I understand the sentiment, but that is NOT the case at all. Firstly, I doubt you have ever driven an ICE car down to an empty tank where it couldn't go anymore - does that mean the manufacturer lied about the range of a tank of gas? No.

The batteries have a given number of cells that specify an absolute MAX capacity: either 99kwh on the extended range, or 75.7 kwh on the standard range. Unlike some manufacturers they also list the USABLE capacity, which is 88kwh (ER) or 68kwh (SR). With that usable 88kwh, the ER is projected to have 300 miles of range in the EPA driving model, which uses a combination of speeds and behaviors to get an "average" use case. Just like with an ICE, when you use every last drop of available electricity (88kwh), the car would come to a stop. To prevent permanent damage, the battery will actually have a little charge left, but Ford "hides" it from you to protect the battery. SO, the 88kwh usable power of the ER battery would get you 300 miles IF the current prediction models are correct - I say that because the numbers are targets and not confirmed yet by the EPA. All indications are that Ford's estimate are a little low, so when the EPA numbers are published things should be a little better.
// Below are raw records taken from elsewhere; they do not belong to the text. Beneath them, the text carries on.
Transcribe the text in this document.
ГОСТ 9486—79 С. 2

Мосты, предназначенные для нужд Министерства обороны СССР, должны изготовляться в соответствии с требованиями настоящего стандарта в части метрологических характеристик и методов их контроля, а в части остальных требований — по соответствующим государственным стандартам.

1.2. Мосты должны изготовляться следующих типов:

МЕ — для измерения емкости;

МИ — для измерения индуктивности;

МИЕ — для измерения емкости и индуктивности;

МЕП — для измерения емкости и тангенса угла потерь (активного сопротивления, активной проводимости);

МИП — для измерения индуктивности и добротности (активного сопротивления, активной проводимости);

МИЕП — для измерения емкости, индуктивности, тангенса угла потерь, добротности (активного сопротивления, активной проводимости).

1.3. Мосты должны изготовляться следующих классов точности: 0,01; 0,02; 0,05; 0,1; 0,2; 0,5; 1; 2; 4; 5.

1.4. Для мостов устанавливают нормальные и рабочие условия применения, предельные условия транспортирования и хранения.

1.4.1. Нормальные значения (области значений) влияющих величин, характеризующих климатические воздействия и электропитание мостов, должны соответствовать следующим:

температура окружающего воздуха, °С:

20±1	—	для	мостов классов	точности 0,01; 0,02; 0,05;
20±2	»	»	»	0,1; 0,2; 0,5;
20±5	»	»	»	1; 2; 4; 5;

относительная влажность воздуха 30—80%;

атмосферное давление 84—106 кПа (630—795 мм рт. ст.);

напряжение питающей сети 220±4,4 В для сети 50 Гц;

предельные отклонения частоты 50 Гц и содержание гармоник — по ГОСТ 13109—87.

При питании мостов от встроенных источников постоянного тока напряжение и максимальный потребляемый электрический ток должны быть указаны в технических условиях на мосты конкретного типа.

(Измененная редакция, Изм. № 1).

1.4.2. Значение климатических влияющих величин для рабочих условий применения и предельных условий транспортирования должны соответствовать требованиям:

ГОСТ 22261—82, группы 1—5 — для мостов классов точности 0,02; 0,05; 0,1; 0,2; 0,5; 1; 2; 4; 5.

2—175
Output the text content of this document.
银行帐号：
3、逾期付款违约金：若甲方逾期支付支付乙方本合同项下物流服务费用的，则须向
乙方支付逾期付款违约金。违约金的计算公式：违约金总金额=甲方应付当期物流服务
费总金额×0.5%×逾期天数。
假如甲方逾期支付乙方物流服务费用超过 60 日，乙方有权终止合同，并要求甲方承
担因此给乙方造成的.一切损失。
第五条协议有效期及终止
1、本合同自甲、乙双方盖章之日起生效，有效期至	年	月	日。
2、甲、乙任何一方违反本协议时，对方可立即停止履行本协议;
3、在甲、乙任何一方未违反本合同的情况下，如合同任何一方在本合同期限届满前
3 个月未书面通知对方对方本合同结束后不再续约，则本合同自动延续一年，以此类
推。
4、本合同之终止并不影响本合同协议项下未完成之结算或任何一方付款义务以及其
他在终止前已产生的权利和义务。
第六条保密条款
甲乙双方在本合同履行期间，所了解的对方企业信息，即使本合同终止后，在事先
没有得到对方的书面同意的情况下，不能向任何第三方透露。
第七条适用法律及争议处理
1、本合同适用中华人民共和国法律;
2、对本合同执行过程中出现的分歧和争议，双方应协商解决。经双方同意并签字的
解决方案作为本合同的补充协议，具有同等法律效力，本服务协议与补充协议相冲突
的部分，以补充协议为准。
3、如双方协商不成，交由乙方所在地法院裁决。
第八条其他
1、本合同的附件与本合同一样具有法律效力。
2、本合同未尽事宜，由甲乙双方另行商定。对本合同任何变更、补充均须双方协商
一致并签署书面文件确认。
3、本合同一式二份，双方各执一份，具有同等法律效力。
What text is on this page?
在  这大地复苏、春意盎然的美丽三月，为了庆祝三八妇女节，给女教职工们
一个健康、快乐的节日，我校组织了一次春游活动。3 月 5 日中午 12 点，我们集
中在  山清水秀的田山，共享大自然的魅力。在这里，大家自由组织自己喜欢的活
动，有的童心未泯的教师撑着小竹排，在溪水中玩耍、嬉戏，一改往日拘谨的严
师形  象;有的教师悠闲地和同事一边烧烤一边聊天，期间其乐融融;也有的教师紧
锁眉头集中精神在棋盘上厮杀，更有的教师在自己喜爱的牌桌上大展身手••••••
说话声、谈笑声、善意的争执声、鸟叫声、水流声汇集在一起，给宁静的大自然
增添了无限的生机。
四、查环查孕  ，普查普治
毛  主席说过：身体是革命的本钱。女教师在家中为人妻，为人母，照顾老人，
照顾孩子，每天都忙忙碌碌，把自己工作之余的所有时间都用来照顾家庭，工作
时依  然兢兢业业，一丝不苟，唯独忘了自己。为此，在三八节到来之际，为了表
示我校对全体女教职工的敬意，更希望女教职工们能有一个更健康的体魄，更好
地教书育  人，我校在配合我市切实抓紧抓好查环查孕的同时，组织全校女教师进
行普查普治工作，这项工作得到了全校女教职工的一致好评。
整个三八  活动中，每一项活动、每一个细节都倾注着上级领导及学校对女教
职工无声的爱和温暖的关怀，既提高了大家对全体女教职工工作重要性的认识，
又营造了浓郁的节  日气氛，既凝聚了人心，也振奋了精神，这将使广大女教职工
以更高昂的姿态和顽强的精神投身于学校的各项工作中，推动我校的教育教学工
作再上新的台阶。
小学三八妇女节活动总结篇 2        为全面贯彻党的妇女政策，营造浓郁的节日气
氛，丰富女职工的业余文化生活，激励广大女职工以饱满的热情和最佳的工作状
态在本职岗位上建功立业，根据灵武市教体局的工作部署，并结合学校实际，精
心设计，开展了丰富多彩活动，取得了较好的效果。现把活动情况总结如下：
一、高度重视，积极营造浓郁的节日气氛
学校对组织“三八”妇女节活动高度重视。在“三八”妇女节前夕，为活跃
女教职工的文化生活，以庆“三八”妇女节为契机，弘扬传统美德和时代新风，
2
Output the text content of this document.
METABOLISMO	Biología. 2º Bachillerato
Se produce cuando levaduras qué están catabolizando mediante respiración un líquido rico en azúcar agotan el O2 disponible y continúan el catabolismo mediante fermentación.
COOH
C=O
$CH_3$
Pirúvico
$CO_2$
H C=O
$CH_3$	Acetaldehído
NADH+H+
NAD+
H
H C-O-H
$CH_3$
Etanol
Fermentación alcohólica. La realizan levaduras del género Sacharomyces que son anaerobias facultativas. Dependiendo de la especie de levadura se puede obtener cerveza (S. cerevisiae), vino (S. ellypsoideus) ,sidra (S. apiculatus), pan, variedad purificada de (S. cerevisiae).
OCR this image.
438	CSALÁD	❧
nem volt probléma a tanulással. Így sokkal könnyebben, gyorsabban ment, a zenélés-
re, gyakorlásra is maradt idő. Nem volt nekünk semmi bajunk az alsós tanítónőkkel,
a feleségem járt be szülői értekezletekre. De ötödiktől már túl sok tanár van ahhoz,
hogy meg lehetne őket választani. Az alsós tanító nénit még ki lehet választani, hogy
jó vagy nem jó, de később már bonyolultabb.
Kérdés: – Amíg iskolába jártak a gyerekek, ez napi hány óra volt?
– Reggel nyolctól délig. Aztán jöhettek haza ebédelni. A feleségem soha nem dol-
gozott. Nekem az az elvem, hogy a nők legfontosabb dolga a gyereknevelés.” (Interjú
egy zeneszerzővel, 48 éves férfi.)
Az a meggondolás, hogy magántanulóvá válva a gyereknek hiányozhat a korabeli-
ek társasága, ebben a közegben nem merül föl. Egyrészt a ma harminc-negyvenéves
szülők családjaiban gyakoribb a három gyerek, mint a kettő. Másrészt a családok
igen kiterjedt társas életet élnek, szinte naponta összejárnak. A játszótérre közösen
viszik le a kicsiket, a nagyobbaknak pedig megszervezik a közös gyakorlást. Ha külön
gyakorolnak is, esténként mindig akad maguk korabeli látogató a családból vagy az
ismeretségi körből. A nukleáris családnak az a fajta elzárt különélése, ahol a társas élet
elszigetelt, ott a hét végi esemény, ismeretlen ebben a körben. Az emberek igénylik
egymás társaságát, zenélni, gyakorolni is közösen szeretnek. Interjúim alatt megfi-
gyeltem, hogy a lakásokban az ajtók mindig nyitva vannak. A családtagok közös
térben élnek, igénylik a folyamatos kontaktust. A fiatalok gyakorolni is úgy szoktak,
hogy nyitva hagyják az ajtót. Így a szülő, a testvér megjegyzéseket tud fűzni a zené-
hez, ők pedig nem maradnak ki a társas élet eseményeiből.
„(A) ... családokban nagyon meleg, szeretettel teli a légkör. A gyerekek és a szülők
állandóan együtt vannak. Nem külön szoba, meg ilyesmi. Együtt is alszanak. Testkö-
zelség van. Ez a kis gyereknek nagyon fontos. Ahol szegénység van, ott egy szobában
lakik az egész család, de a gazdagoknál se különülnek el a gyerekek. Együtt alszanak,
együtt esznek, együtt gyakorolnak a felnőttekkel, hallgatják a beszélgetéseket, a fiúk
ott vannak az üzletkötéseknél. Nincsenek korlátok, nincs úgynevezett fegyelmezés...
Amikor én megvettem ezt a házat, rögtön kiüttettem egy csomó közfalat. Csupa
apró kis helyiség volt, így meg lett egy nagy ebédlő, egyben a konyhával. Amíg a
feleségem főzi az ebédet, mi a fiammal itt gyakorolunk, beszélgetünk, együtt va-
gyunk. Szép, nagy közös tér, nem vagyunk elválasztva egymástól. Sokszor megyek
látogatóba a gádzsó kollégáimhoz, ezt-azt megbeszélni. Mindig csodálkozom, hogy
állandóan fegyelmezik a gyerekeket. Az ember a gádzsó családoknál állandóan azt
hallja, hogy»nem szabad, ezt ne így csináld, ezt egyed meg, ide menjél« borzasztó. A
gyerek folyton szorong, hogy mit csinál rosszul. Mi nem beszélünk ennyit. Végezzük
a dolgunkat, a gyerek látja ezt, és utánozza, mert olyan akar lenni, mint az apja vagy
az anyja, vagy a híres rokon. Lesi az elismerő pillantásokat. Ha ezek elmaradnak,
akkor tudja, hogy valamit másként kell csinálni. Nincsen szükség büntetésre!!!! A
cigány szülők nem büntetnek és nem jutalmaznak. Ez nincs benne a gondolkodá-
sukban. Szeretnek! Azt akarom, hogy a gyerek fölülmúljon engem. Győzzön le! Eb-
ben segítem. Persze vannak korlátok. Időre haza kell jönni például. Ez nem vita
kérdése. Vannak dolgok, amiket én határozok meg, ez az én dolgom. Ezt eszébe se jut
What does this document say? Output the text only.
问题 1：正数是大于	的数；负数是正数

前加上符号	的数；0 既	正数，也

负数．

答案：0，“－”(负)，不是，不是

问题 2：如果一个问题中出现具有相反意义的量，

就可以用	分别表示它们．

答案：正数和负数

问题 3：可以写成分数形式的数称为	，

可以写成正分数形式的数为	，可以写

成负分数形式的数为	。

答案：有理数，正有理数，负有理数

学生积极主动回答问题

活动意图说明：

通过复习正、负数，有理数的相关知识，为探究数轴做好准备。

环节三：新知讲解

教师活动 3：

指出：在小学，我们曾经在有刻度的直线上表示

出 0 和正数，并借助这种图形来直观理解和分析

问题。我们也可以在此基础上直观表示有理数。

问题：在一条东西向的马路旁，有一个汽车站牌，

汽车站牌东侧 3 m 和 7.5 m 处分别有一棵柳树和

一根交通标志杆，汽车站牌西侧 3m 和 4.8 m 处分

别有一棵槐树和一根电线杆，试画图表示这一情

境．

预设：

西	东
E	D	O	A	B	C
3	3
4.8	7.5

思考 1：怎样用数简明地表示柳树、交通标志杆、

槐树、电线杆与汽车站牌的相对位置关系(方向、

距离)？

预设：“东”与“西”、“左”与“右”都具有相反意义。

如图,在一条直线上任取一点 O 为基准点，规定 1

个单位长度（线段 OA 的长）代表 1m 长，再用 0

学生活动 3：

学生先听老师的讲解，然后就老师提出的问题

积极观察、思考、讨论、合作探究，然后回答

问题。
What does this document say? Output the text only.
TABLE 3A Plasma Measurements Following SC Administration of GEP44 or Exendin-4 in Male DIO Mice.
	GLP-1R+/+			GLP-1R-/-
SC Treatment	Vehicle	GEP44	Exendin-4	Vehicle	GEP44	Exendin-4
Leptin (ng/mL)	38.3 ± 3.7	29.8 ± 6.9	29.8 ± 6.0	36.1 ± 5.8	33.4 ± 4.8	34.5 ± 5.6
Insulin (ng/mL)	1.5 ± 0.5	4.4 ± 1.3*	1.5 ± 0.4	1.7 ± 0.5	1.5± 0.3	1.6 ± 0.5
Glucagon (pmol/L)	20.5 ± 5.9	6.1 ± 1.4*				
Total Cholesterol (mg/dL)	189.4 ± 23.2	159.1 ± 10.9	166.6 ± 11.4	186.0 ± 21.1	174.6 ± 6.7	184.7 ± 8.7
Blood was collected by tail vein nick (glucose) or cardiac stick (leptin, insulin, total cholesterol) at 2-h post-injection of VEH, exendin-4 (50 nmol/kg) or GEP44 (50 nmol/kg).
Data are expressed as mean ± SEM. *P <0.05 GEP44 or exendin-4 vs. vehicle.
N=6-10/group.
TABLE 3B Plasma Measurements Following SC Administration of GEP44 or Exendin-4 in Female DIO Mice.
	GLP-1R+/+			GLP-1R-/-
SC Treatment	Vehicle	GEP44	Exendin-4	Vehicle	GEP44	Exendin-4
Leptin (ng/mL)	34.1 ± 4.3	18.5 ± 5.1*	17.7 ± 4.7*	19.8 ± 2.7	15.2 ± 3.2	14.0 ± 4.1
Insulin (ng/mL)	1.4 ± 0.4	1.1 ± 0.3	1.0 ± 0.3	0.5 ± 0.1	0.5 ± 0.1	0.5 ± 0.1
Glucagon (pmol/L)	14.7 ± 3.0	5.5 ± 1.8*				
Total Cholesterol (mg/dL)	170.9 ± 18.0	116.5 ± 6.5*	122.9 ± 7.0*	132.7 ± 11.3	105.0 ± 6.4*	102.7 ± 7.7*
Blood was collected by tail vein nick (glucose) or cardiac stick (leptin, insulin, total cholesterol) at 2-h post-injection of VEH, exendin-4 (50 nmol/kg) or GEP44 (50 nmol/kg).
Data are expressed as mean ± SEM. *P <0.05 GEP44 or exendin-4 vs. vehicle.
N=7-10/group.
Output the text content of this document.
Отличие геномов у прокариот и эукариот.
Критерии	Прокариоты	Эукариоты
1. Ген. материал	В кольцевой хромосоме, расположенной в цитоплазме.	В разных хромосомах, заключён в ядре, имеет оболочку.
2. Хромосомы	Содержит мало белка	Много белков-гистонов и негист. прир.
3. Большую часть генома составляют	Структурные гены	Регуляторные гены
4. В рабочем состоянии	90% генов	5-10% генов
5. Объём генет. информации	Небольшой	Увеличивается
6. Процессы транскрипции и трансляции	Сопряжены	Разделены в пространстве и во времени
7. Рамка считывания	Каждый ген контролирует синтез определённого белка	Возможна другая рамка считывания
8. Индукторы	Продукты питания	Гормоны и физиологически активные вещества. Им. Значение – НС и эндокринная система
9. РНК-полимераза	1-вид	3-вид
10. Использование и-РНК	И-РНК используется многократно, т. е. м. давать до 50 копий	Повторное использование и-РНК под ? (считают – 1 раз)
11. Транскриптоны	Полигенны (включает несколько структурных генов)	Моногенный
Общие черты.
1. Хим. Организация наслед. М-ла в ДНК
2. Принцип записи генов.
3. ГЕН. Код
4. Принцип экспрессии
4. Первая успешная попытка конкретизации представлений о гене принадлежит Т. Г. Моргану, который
That range also applies to a particular driving pattern, and will not apply to every situation - drive slower and it will go farther, drive faster and it won't go as far. In my ICE mustang if I drive 65 on the highway, I get 29 MPG. If I go up to 75 MPH, my mileage goes down to 25 MPG - a 13% drop. When I drive in the winter the mileage goes down by roughly another mile or 2 per gallon (5% - 10%). With a BEV, the cold weather and higher speeds affect the "fuel efficiency" more than an ICE, but ICE cars are not immune to the effect. How much they are affected is somewhat car-dependent, but a fair average is that cold weather gives a 20% to 25% hit and higher speed driving a 10%-15% decrease.

It is also an attribute of the battery chemistry that constantly draining too low or charging too high will start to damage the battery, decreasing the amount of charge that they can hold. Therefore one should only go 100% down to almost 0% infrequently. If that is unacceptable to you, then you should not buy any BEV - they all have the same issue to some degree or another. But the amount of the usable capacity you can safely exercise on a daily basis without damaging the battery depends on the amount of reserve/buffer the manufacturer sets.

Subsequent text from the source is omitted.